After my son is tucked up in bed for the night, I reach for the vape. I unlock the cabinet. Indica, sativa… it depends on my mood, but the end result is the same. I stretch out on the couch while my mind—a map with no clear roads, with no obvious destination—gradually unfurls. I pick a playlist. Close my eyes and let music take me where it wants to. I ride its colourful ribbons as they dip and glide along a distant horizon. Slowly my body sinks into the soft synthetic fibres of the sofa. I imagine my body seeping through the upholstery, down through the floorboards, and into the cool dark earth.

As I descend, the worry melts away. The heavy boulder between my shoulder blades gradually dislodges and rolls down the length of my spine. I close my eyes and focus on the music. Nothing matters in that moment. Not the anguish of the past. Not the uncertainty of the future.

My son is safe. I am safe. My husband is alert and watching over me. If there is an emergency, if my son suddenly wakes up, his dad is here. He will handle it. There is nothing to fear. This is the space. This is the destination I keep coming back to… it could be a matter of weeks, or it could be a matter of months. This is where I go when I need to leave my mind momentarily. I am a good mom. I know I am. But every so often I need to get away. So I go, and then I come back. I always come back.

Ironically, it was only as I embraced my own role as a mother that my views about cannabis relaxed. The shift in my mindset largely came with growing up. I was well into adulthood before I realized that the world rarely exists in black or white, but rather in varying shades of grey. Most of us are neither complete teetotallers nor raging potheads, but nestled comfortably somewhere in the middle. With legalization came the realization that cannabis could be enjoyed recreationally.

With legalization, you could know exactly what you were getting and have some sense of what effect it would have on your mind and body. Much like wine grapes and tea leaves, cannabis comes in so many different types and strains. The varying ratios of CBD to THC allowed me to experiment and discover my preferences. No more guesswork; no more catatonic slumping in a hallway.

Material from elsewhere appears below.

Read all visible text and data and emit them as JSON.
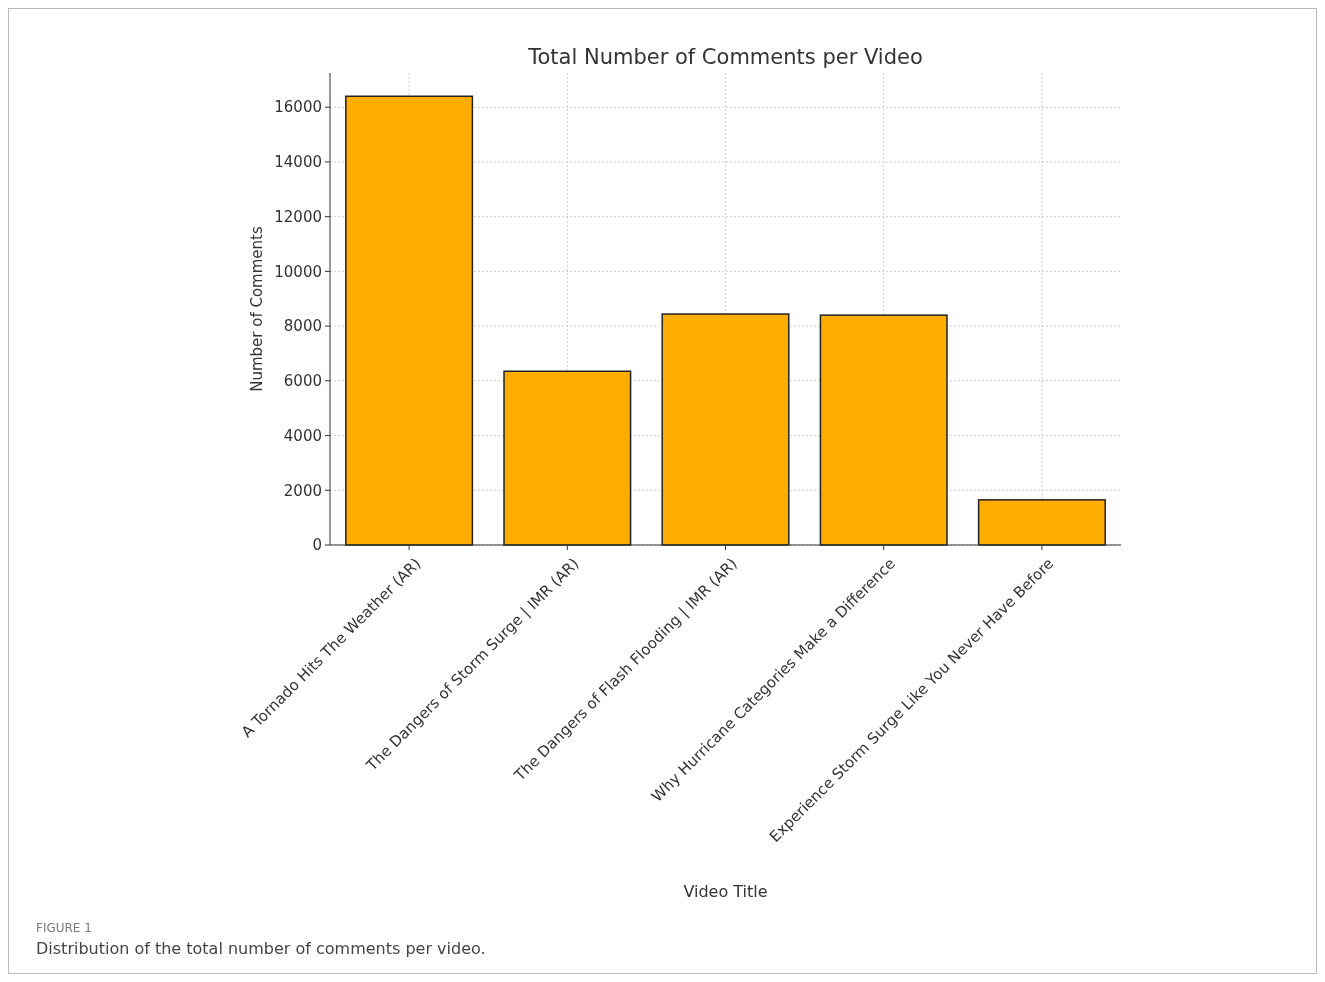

I’m still a good girl, but now I’m a good girl who occasionally gets high. It’s no big deal—or at least it shouldn’t be. I know plenty of moms who toke on occasion, yet very few who are open about it. Mary Jane may have come a long way, but she is still taboo for mothers in particular. I personally see little difference between having a joint or a glass of Riesling to wind down on a Friday night. It doesn’t make me a bad mom. Nor does it make me irresponsible or reckless, though I’m sure not everyone will agree. I never partake in front of my son. I never partake when I am looking after him and, it goes without saying, I would never get behind the wheel under the influence of drink or drugs.

Still, the stigma remains. These things take time to reverse.